I finished gluing up the sharps last night. The interesting thing about this step is that it required using a "rub joint". This is a simple operation in which you spread glue on one or both surfaces and rub it until it firms up. Some say this pushes the glue into the pores of the wood. I think it may do that a bit, yet it also help dry up the glue, making it more sticky to the point where the surfaces adhere pretty solidly together. I must admit it was a bit odd not clamping with a clothespin or small clamp, yet it worked quite well.

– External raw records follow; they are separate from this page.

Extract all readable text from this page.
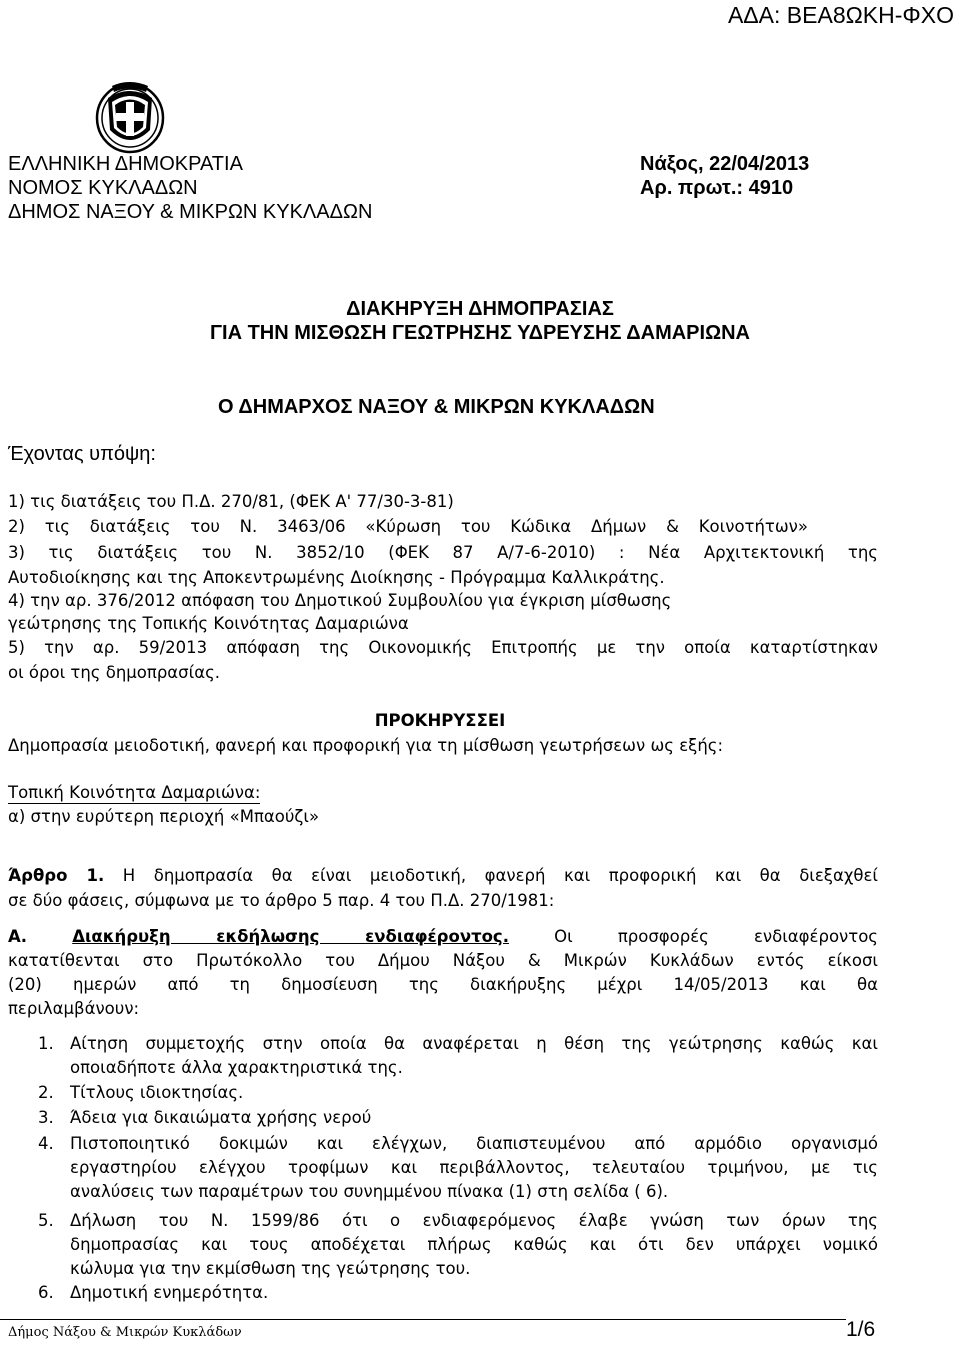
ΑΔΑ: ΒΕΑ8ΩΚΗ-ΦΧΟ
ΕΛΛΗΝΙΚΗ ΔΗΜΟΚΡΑΤΙΑ
ΝΟΜΟΣ ΚΥΚΛΑΔΩΝ
ΔΗΜΟΣ ΝΑΞΟΥ & ΜΙΚΡΩΝ ΚΥΚΛΑΔΩΝ
Νάξος, 22/04/2013
Αρ. πρωτ.: 4910
ΔΙΑΚΗΡΥΞΗ ΔΗΜΟΠΡΑΣΙΑΣ
ΓΙΑ ΤΗΝ ΜΙΣΘΩΣΗ ΓΕΩΤΡΗΣΗΣ ΥΔΡΕΥΣΗΣ ΔΑΜΑΡΙΩΝΑ
Ο ΔΗΜΑΡΧΟΣ ΝΑΞΟΥ & ΜΙΚΡΩΝ ΚΥΚΛΑΔΩΝ
Έχοντας υπόψη:
1) τις διατάξεις του Π.Δ. 270/81, (ΦΕΚ Α' 77/30-3-81)
2) τις διατάξεις του Ν. 3463/06 «Κύρωση του Κώδικα Δήμων & Κοινοτήτων»
3) τις διατάξεις του Ν. 3852/10 (ΦΕΚ 87 Α/7-6-2010) : Νέα Αρχιτεκτονική της
Αυτοδιοίκησης και της Αποκεντρωμένης Διοίκησης - Πρόγραμμα Καλλικράτης.
4) την αρ. 376/2012 απόφαση του Δημοτικού Συμβουλίου για έγκριση μίσθωσης
γεώτρησης της Τοπικής Κοινότητας Δαμαριώνα
5) την αρ. 59/2013 απόφαση της Οικονομικής Επιτροπής με την οποία καταρτίστηκαν
οι όροι της δημοπρασίας.
ΠΡΟΚΗΡΥΣΣΕΙ
Δημοπρασία μειοδοτική, φανερή και προφορική για τη μίσθωση γεωτρήσεων ως εξής:
Τοπική Κοινότητα Δαμαριώνα:
α) στην ευρύτερη περιοχή «Μπαούζι»
Άρθρο 1. Η δημοπρασία θα είναι μειοδοτική, φανερή και προφορική και θα διεξαχθεί
σε δύο φάσεις, σύμφωνα με το άρθρο 5 παρ. 4 του Π.Δ. 270/1981:
Α.	Διακήρυξη εκδήλωσης ενδιαφέροντος.	Οι προσφορές ενδιαφέροντος
κατατίθενται στο Πρωτόκολλο του Δήμου Νάξου & Μικρών Κυκλάδων εντός είκοσι
(20) ημερών από τη δημοσίευση της διακήρυξης μέχρι 14/05/2013 και θα
περιλαμβάνουν:
1. Αίτηση συμμετοχής στην οποία θα αναφέρεται η θέση της γεώτρησης καθώς και
οποιαδήποτε άλλα χαρακτηριστικά της.
2. Τίτλους ιδιοκτησίας.
3. Άδεια για δικαιώματα χρήσης νερού
4. Πιστοποιητικό δοκιμών και ελέγχων, διαπιστευμένου από αρμόδιο οργανισμό
εργαστηρίου ελέγχου τροφίμων και περιβάλλοντος, τελευταίου τριμήνου, με τις
αναλύσεις των παραμέτρων του συνημμένου πίνακα (1) στη σελίδα ( 6).
5. Δήλωση του Ν. 1599/86 ότι ο ενδιαφερόμενος έλαβε γνώση των όρων της
δημοπρασίας και τους αποδέχεται πλήρως καθώς και ότι δεν υπάρχει νομικό
κώλυμα για την εκμίσθωση της γεώτρησης του.
6. Δημοτική ενημερότητα.
Δήμος Νάξου & Μικρών Κυκλάδων	1/6
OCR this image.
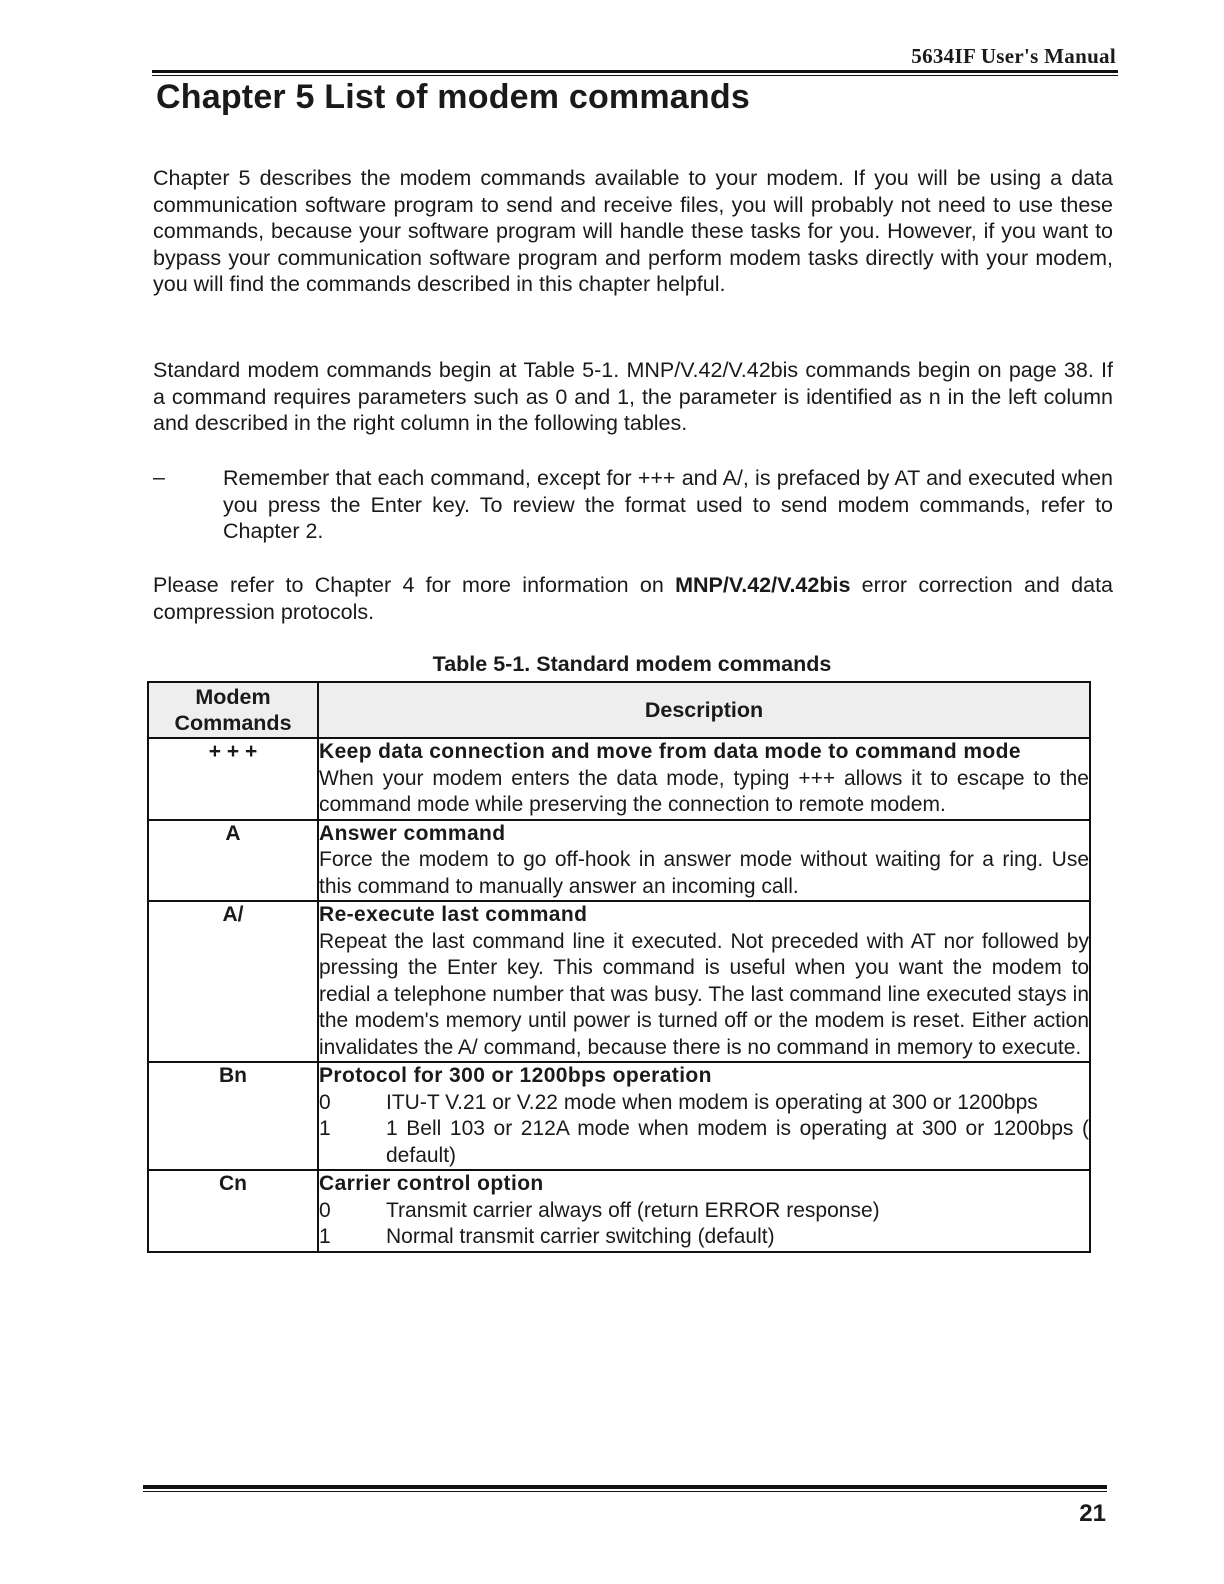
5634IF User's Manual
Chapter 5 List of modem commands

Chapter 5 describes the modem commands available to your modem. If you will be using a data communication software program to send and receive files, you will probably not need to use these commands, because your software program will handle these tasks for you. However, if you want to bypass your communication software program and perform modem tasks directly with your modem, you will find the commands described in this chapter helpful.

Standard modem commands begin at Table 5-1. MNP/V.42/V.42bis commands begin on page 38. If a command requires parameters such as 0 and 1, the parameter is identified as n in the left column and described in the right column in the following tables.

–	Remember that each command, except for +++ and A/, is prefaced by AT and executed when you press the Enter key. To review the format used to send modem commands, refer to Chapter 2.

Please refer to Chapter 4 for more information on MNP/V.42/V.42bis error correction and data compression protocols.

Table 5-1. Standard modem commands

Modem Commands	Description
+ + +	Keep data connection and move from data mode to command mode
When your modem enters the data mode, typing +++ allows it to escape to the command mode while preserving the connection to remote modem.

A	Answer command
Force the modem to go off-hook in answer mode without waiting for a ring. Use this command to manually answer an incoming call.

A/	Re-execute last command
Repeat the last command line it executed. Not preceded with AT nor followed by pressing the Enter key. This command is useful when you want the modem to redial a telephone number that was busy. The last command line executed stays in the modem's memory until power is turned off or the modem is reset. Either action invalidates the A/ command, because there is no command in memory to execute.

Bn	Protocol for 300 or 1200bps operation
0 ITU-T V.21 or V.22 mode when modem is operating at 300 or 1200bps
1 1 Bell 103 or 212A mode when modem is operating at 300 or 1200bps ( default)

Cn	Carrier control option
0 Transmit carrier always off (return ERROR response)
1 Normal transmit carrier switching (default)
21
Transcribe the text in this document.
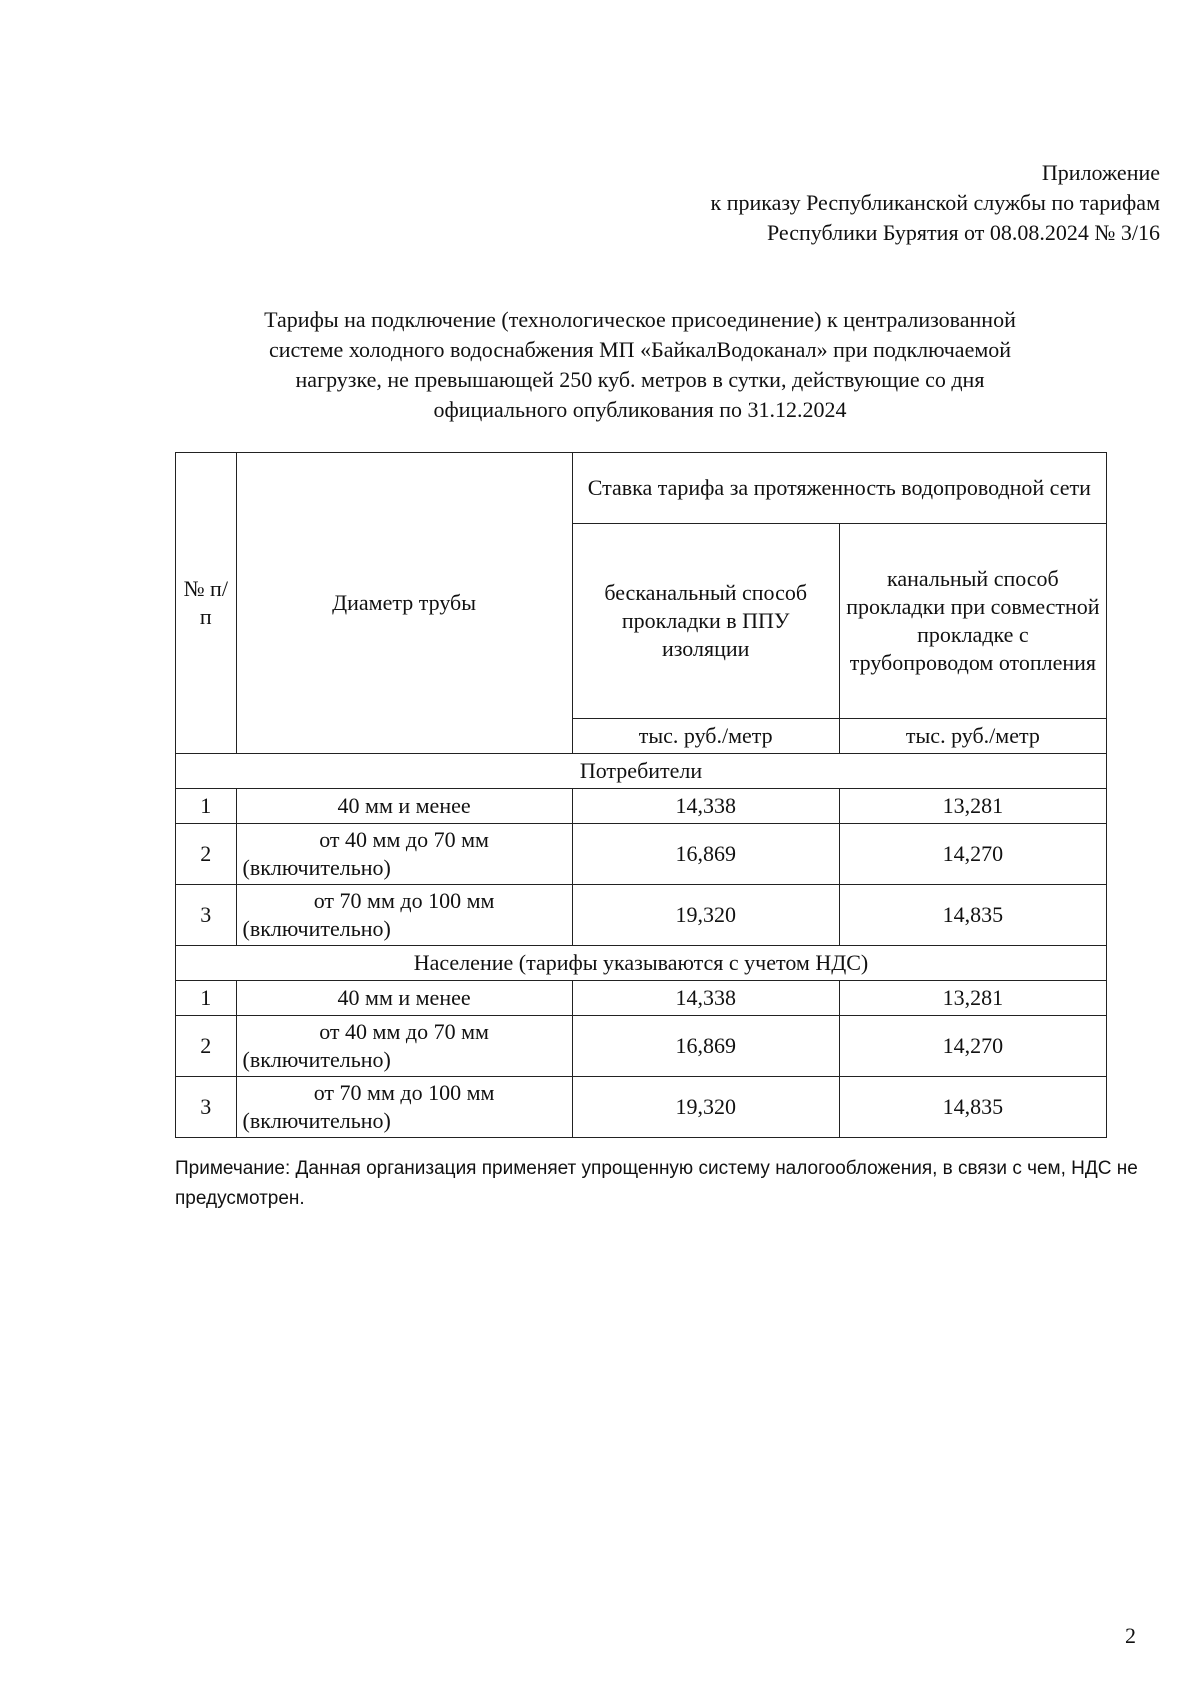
Приложение
к приказу Республиканской службы по тарифам
Республики Бурятия от 08.08.2024 № 3/16
Тарифы на подключение (технологическое присоединение) к централизованной
системе холодного водоснабжения МП «БайкалВодоканал» при подключаемой
нагрузке, не превышающей 250 куб. метров в сутки, действующие со дня
официального опубликования по 31.12.2024
№ п/п	Диаметр трубы	Ставка тарифа за протяженность водопроводной сети	
		бесканальный способ прокладки в ППУ изоляции	канальный способ прокладки при совместной прокладке с трубопроводом отопления
		тыс. руб./метр	тыс. руб./метр
Потребители			
1	40 мм и менее	14,338	13,281
2	от 40 мм до 70 мм (включительно)	16,869	14,270
3	от 70 мм до 100 мм (включительно)	19,320	14,835
Население (тарифы указываются с учетом НДС)			
1	40 мм и менее	14,338	13,281
2	от 40 мм до 70 мм (включительно)	16,869	14,270
3	от 70 мм до 100 мм (включительно)	19,320	14,835
Примечание: Данная организация применяет упрощенную систему налогообложения, в связи с чем, НДС не предусмотрен.
2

In preparation for gluing the sharp pieces to the keys, I weighted down the back of the keys and then lightly clamped a straightedge across a line I drew when the keyboard was still a large piece of jointed wood.
When I posted this photo to the Facebook project page, my Australian observer suggested I finish capping the naturals before proceeding with gluing the sharps. He reasoned that I would be able to adjust the positions of the sharps easier if the naturals were completed. I emailed Mr. Miller, author of the eBook Most Excellent about it and he said that it's done both ways and that it's a matter of personal preference. Because his directions have thus far not steered me wrong, I decided to continue to follow them and move ahead with gluing the sharps up. We'll see what I learn from this as I cap the naturals in a later step.
For now, the sharps are glued and I'm preparing them for painting.